The rise in cases has prompted Professor Van-Tam to issue a warning to the general public.

“Don’t wreck this now,” the deputy chief medical officer said in Friday’s Downing Street briefing.

“Look, this is all going very well, but there are some worrying signs that people are relaxing, taking their foot off the brake at the wrong time,” he said.

“We are so close. Do not wreck this now. It is too early to relax. Just continue to maintain discipline and hang on just a few more months.”

To make the point clearer, he drew on one of his characteristic analogies: “It’s a bit like being 3-0 up in a game and thinking, ‘Well, we can’t possibly lose this now’, but how many times have you seen the other side take it 4-3?”

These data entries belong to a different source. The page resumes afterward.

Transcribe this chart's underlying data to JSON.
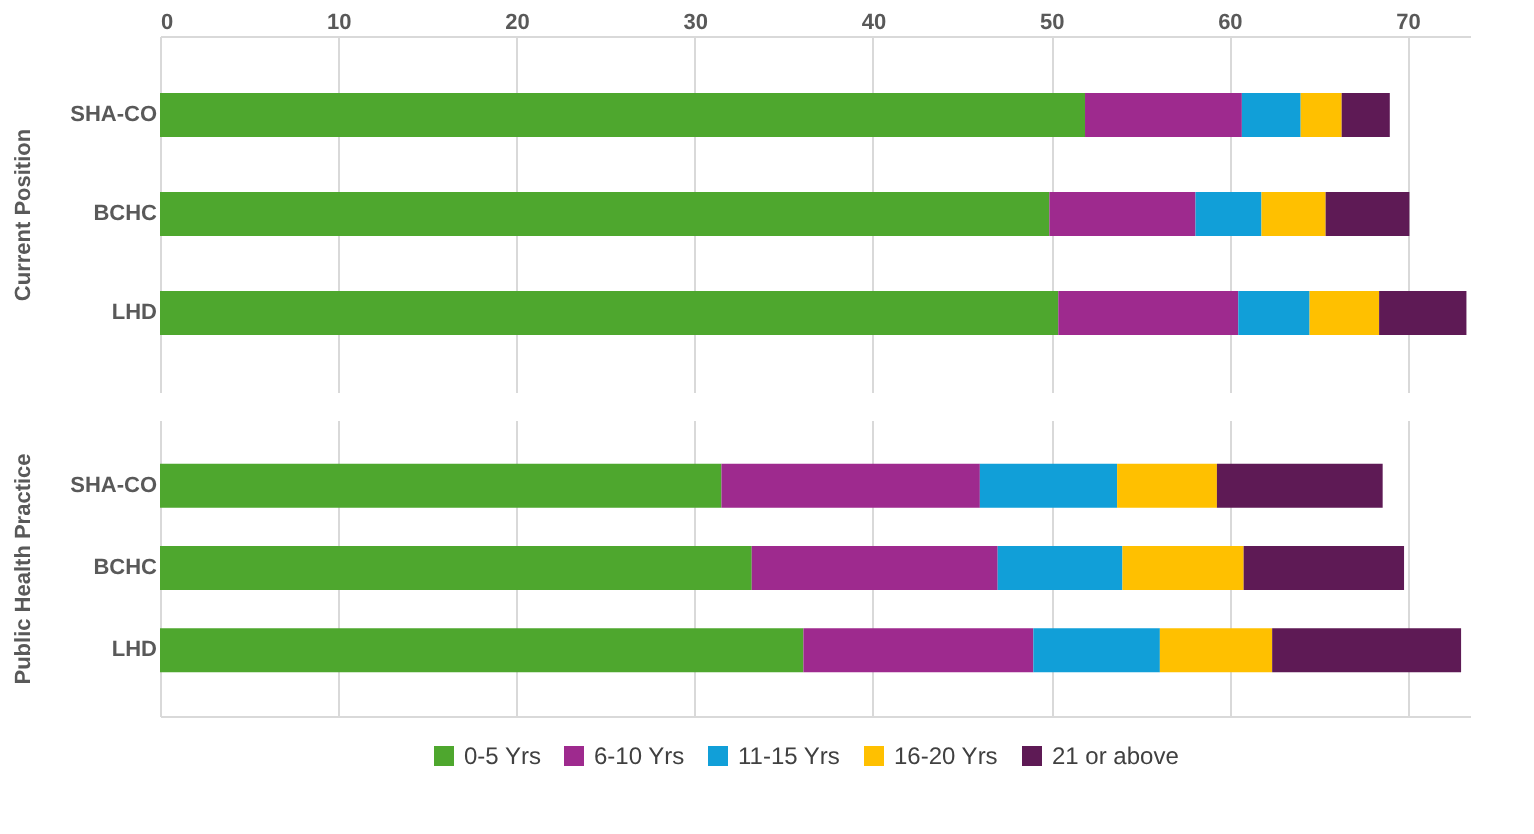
{
  "chart_data": [
    {
      "type": "bar",
      "orientation": "horizontal",
      "stacked": true,
      "ylabel": "Current Position",
      "categories": [
        "SHA-CO",
        "BCHC",
        "LHD"
      ],
      "xlim": [
        0,
        73.5
      ],
      "xticks": [
        0,
        10,
        20,
        30,
        40,
        50,
        60,
        70
      ],
      "grid": "x",
      "series": [
        {
          "color": "#4ea72e",
          "values": [
            51.9,
            49.9,
            50.4
          ]
        },
        {
          "color": "#9e2a8e",
          "values": [
            8.8,
            8.2,
            10.1
          ]
        },
        {
          "color": "#119fd8",
          "values": [
            3.3,
            3.7,
            4.0
          ]
        },
        {
          "color": "#ffc000",
          "values": [
            2.3,
            3.6,
            3.9
          ]
        },
        {
          "color": "#5e1a55",
          "values": [
            2.7,
            4.7,
            4.9
          ]
        }
      ]
    },
    {
      "type": "bar",
      "orientation": "horizontal",
      "stacked": true,
      "ylabel": "Public Health Practice",
      "categories": [
        "SHA-CO",
        "BCHC",
        "LHD"
      ],
      "xlim": [
        0,
        73.5
      ],
      "xticks": [
        0,
        10,
        20,
        30,
        40,
        50,
        60,
        70
      ],
      "grid": "x",
      "tick_labels": "y",
      "legend": "bottom",
      "series": [
        {
          "name": "0-5 Yrs",
          "color": "#4ea72e",
          "values": [
            31.5,
            33.2,
            36.1
          ]
        },
        {
          "name": "6-10 Yrs",
          "color": "#9e2a8e",
          "values": [
            14.5,
            13.8,
            12.9
          ]
        },
        {
          "name": "11-15 Yrs",
          "color": "#119fd8",
          "values": [
            7.7,
            7.0,
            7.1
          ]
        },
        {
          "name": "16-20 Yrs",
          "color": "#ffc000",
          "values": [
            5.6,
            6.8,
            6.3
          ]
        },
        {
          "name": "21 or above",
          "color": "#5e1a55",
          "values": [
            9.3,
            9.0,
            10.6
          ]
        }
      ]
    }
  ]
}
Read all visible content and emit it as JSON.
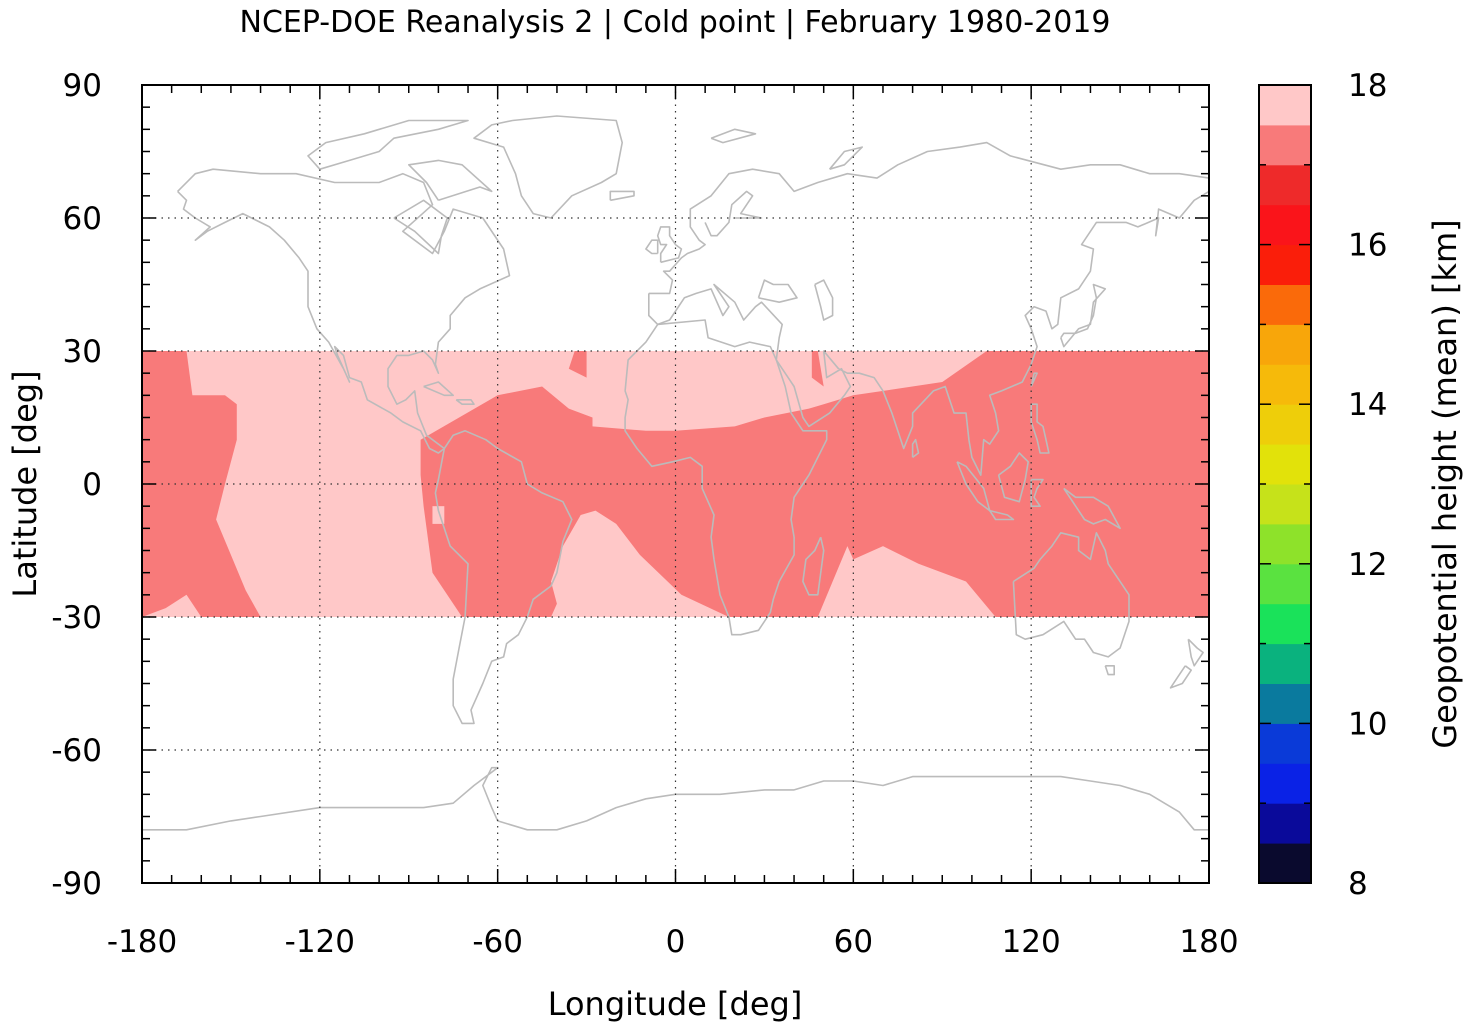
{
  "chart_data": {
    "type": "heatmap",
    "title": "NCEP-DOE Reanalysis 2 | Cold point | February 1980-2019",
    "xlabel": "Longitude [deg]",
    "ylabel": "Latitude [deg]",
    "xlim": [
      -180,
      180
    ],
    "ylim": [
      -90,
      90
    ],
    "xticks": [
      -180,
      -120,
      -60,
      0,
      60,
      120,
      180
    ],
    "yticks": [
      90,
      60,
      30,
      0,
      -30,
      -60,
      -90
    ],
    "grid": true,
    "data_extent": {
      "lat": [
        -30,
        30
      ],
      "lon": [
        -180,
        180
      ]
    },
    "colorbar": {
      "label": "Geopotential height (mean) [km]",
      "range": [
        8,
        18
      ],
      "step": 0.5,
      "ticks": [
        8,
        10,
        12,
        14,
        16,
        18
      ],
      "colors": [
        "#0a0a2e",
        "#0a0a9a",
        "#0a22e6",
        "#0a3ad8",
        "#0a7a9e",
        "#0ab27e",
        "#1ae25a",
        "#5ae240",
        "#8ee22a",
        "#c6e21a",
        "#e2e20a",
        "#eece0a",
        "#f6ba0a",
        "#f8a60a",
        "#fa6a0a",
        "#fa1e0a",
        "#fa141a",
        "#ee2a2a",
        "#f87a7a",
        "#ffc8c8"
      ]
    },
    "field": {
      "description_levels": {
        "high": 17.75,
        "mid": 17.25
      },
      "high_color": "#ffc8c8",
      "mid_color": "#f87a7a"
    },
    "coastline_color": "#bbbbbb"
  }
}
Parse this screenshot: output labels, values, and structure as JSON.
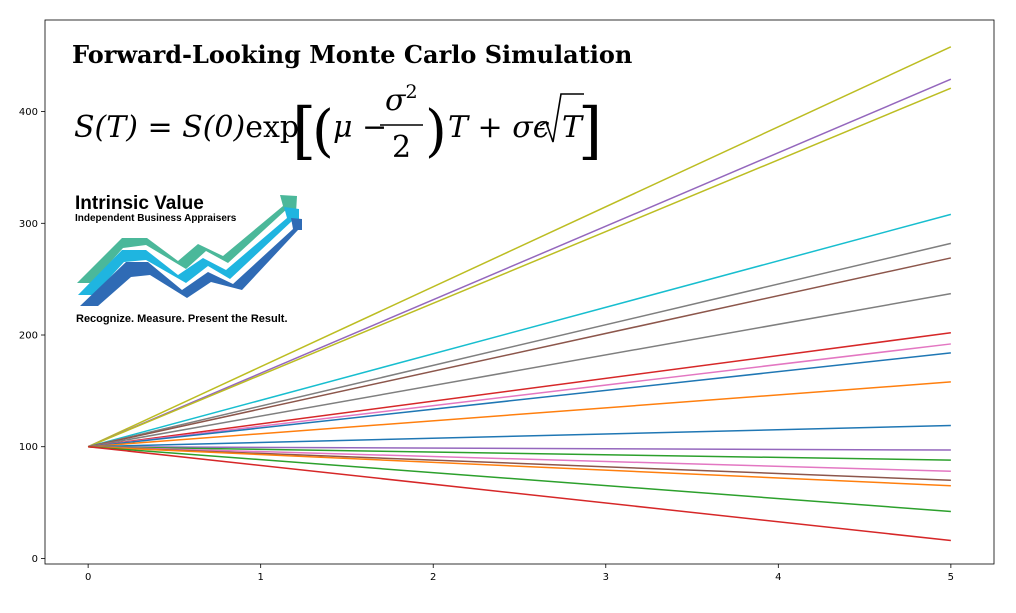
{
  "chart_data": {
    "type": "line",
    "title": "Forward-Looking Monte Carlo Simulation",
    "formula": "S(T) = S(0)exp[(μ − σ²/2)T + σϵ√T]",
    "xlabel": "",
    "ylabel": "",
    "xlim": [
      -0.25,
      5.25
    ],
    "ylim": [
      -5,
      482
    ],
    "xticks": [
      0,
      1,
      2,
      3,
      4,
      5
    ],
    "yticks": [
      0,
      100,
      200,
      300,
      400
    ],
    "grid": false,
    "legend": "none",
    "x": [
      0,
      5
    ],
    "series": [
      {
        "color": "#bcbd22",
        "values": [
          100,
          458
        ]
      },
      {
        "color": "#9467bd",
        "values": [
          100,
          429
        ]
      },
      {
        "color": "#bcbd22",
        "values": [
          100,
          421
        ]
      },
      {
        "color": "#17becf",
        "values": [
          100,
          308
        ]
      },
      {
        "color": "#7f7f7f",
        "values": [
          100,
          282
        ]
      },
      {
        "color": "#8c564b",
        "values": [
          100,
          269
        ]
      },
      {
        "color": "#7f7f7f",
        "values": [
          100,
          237
        ]
      },
      {
        "color": "#d62728",
        "values": [
          100,
          202
        ]
      },
      {
        "color": "#e377c2",
        "values": [
          100,
          192
        ]
      },
      {
        "color": "#1f77b4",
        "values": [
          100,
          184
        ]
      },
      {
        "color": "#ff7f0e",
        "values": [
          100,
          158
        ]
      },
      {
        "color": "#1f77b4",
        "values": [
          100,
          119
        ]
      },
      {
        "color": "#9467bd",
        "values": [
          100,
          97
        ]
      },
      {
        "color": "#2ca02c",
        "values": [
          100,
          88
        ]
      },
      {
        "color": "#e377c2",
        "values": [
          100,
          78
        ]
      },
      {
        "color": "#8c564b",
        "values": [
          100,
          70
        ]
      },
      {
        "color": "#ff7f0e",
        "values": [
          100,
          65
        ]
      },
      {
        "color": "#2ca02c",
        "values": [
          100,
          42
        ]
      },
      {
        "color": "#d62728",
        "values": [
          100,
          16
        ]
      }
    ]
  },
  "logo": {
    "name": "Intrinsic Value",
    "subtitle": "Independent Business Appraisers",
    "tagline": "Recognize. Measure. Present the Result.",
    "colors": [
      "#4bb89a",
      "#1fb5e0",
      "#2f6bb5"
    ]
  }
}
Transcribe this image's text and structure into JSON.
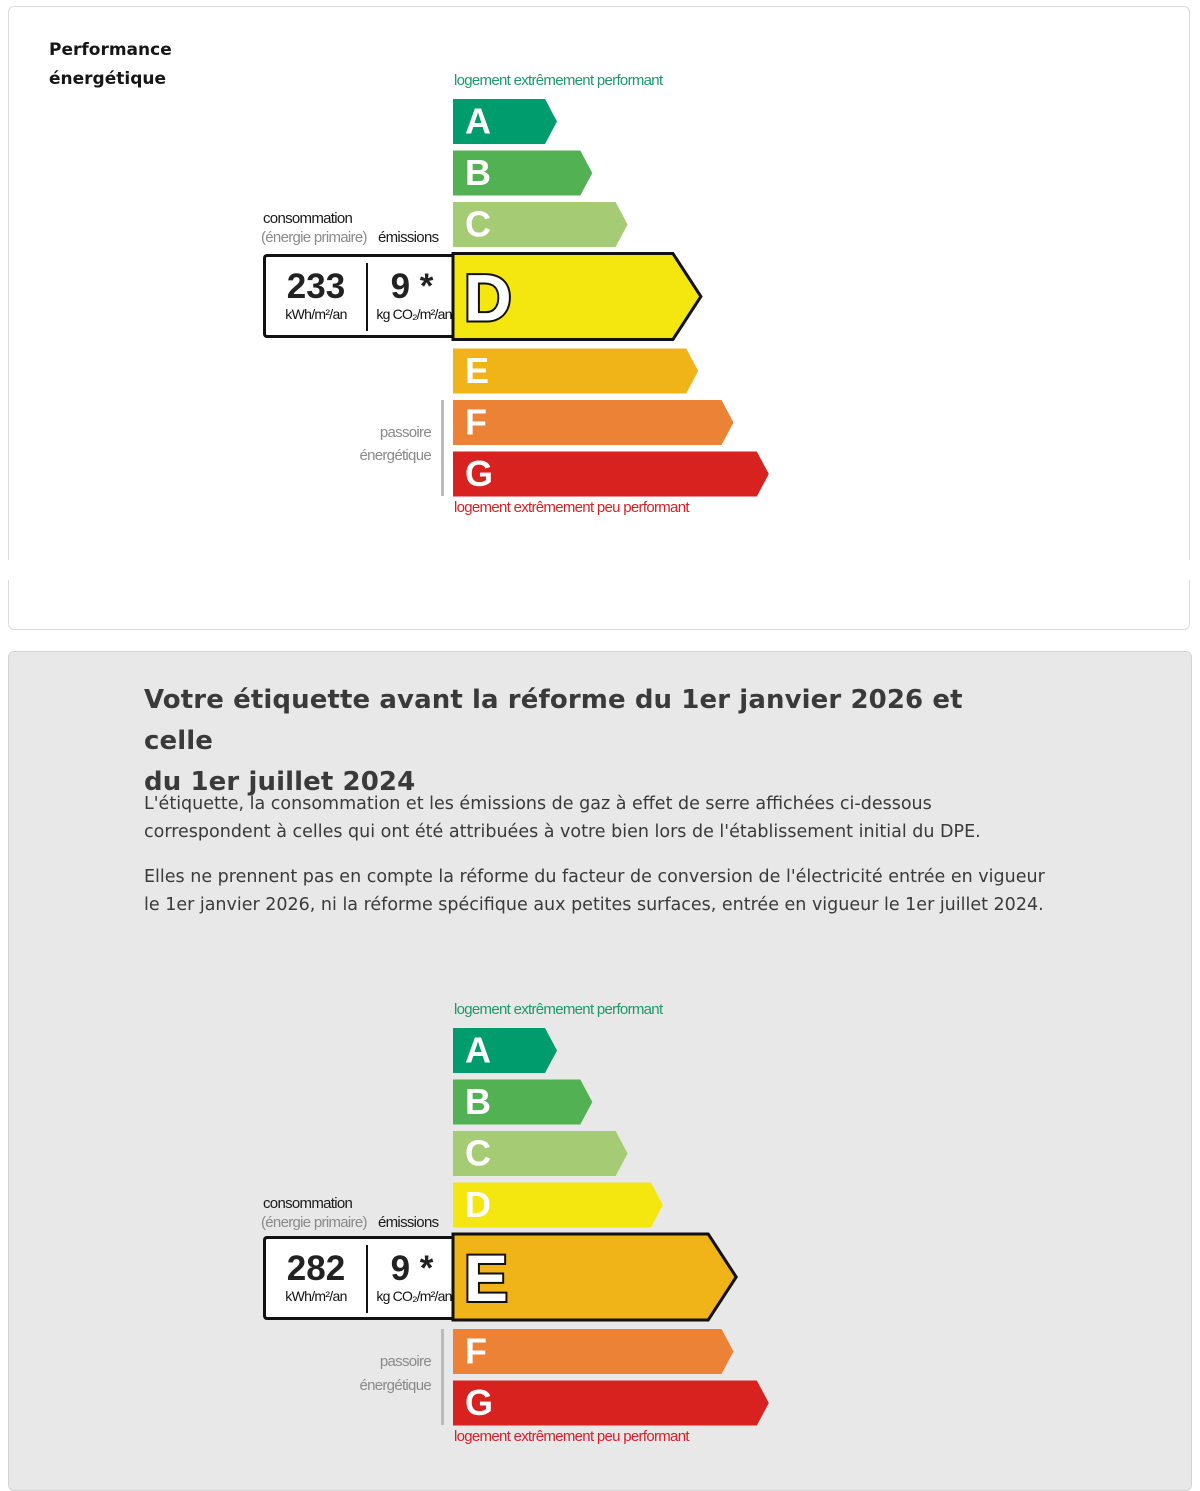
{
  "top_card": {
    "title_line1": "Performance",
    "title_line2": "énergétique"
  },
  "reform_section": {
    "title_line1": "Votre étiquette avant la réforme du 1er janvier 2026 et celle",
    "title_line2": "du 1er juillet 2024",
    "paragraph1_line1": "L'étiquette, la consommation et les émissions de gaz à effet de serre affichées ci-dessous",
    "paragraph1_line2": "correspondent à celles qui ont été attribuées à votre bien lors de l'établissement initial du DPE.",
    "paragraph2_line1": "Elles ne prennent pas en compte la réforme du facteur de conversion de l'électricité entrée en vigueur",
    "paragraph2_line2": "le 1er janvier 2026, ni la réforme spécifique aux petites surfaces, entrée en vigueur le 1er juillet 2024."
  },
  "labels": {
    "top_caption": "logement extrêmement performant",
    "bottom_caption": "logement extrêmement peu performant",
    "consumption": "consommation",
    "consumption_sub": "(énergie primaire)",
    "emissions": "émissions",
    "passoire_1": "passoire",
    "passoire_2": "énergétique",
    "consumption_unit": "kWh/m²/an",
    "emissions_unit": "kg CO₂/m²/an"
  },
  "dpe_current": {
    "rating": "D",
    "consumption": "233",
    "emissions": "9 *"
  },
  "dpe_before_reform": {
    "rating": "E",
    "consumption": "282",
    "emissions": "9 *"
  },
  "classes": [
    {
      "letter": "A",
      "color": "#009c6d"
    },
    {
      "letter": "B",
      "color": "#52b153"
    },
    {
      "letter": "C",
      "color": "#a5cc74"
    },
    {
      "letter": "D",
      "color": "#f4e70f"
    },
    {
      "letter": "E",
      "color": "#f0b419"
    },
    {
      "letter": "F",
      "color": "#eb8235"
    },
    {
      "letter": "G",
      "color": "#d7221f"
    }
  ]
}
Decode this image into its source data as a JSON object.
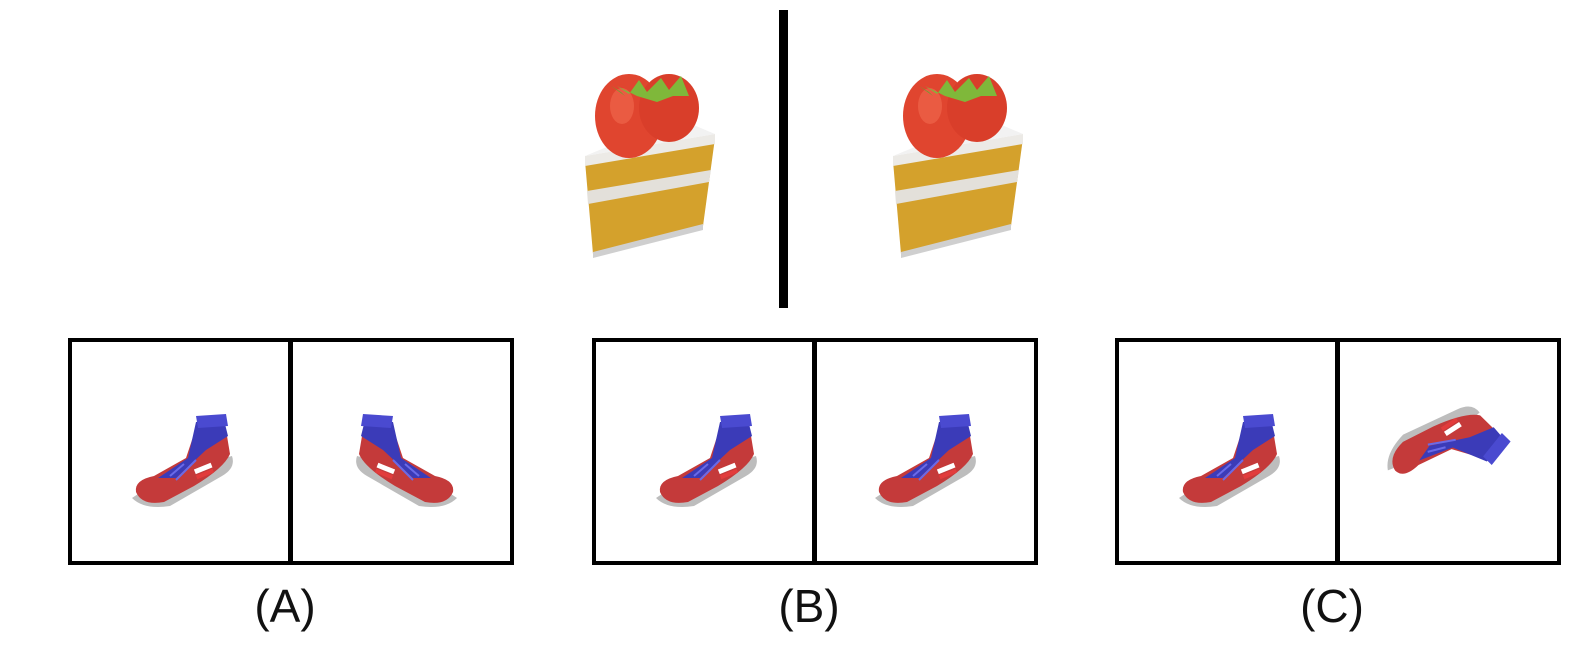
{
  "reference": {
    "left_object_icon": "strawberry-cake-slice",
    "right_object_icon": "strawberry-cake-slice"
  },
  "options": [
    {
      "label": "(A)",
      "left_icon": "sneaker",
      "right_icon": "sneaker-mirrored"
    },
    {
      "label": "(B)",
      "left_icon": "sneaker",
      "right_icon": "sneaker"
    },
    {
      "label": "(C)",
      "left_icon": "sneaker",
      "right_icon": "sneaker-rotated"
    }
  ],
  "colors": {
    "frame": "#000000",
    "cake_sponge": "#D4A12C",
    "cake_cream": "#E6E6E6",
    "strawberry": "#E0452F",
    "shoe_body": "#C43A3A",
    "shoe_upper": "#3B3BB8"
  }
}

When will I be contacted about receiving the vaccine?

The NHS will let you know when it’s your turn to have the vaccine. It’s important not to contact the NHS for a vaccination before then.

The NHS is currently offering the COVID-19 vaccine to people most at risk from coronavirus.

In England, the vaccine is being offered in some hospitals and pharmacies, at local vaccination centres run by GPs and at larger vaccination centres. More centres are opening all the time.

It’s being given to:

  • People aged 64 and over
  • People who are at high risk from coronavirus (clinically extremely vulnerable)
  • People who are at moderate risk from coronavirus (clinically vulnerable)
  • People who live or work in care homes
  • Health and social care workers
  • People who get Carer’s Allowance.

The order in which people will be offered the vaccine is based on advice from the Joint Committee on Vaccination and Immunisation (JCVI).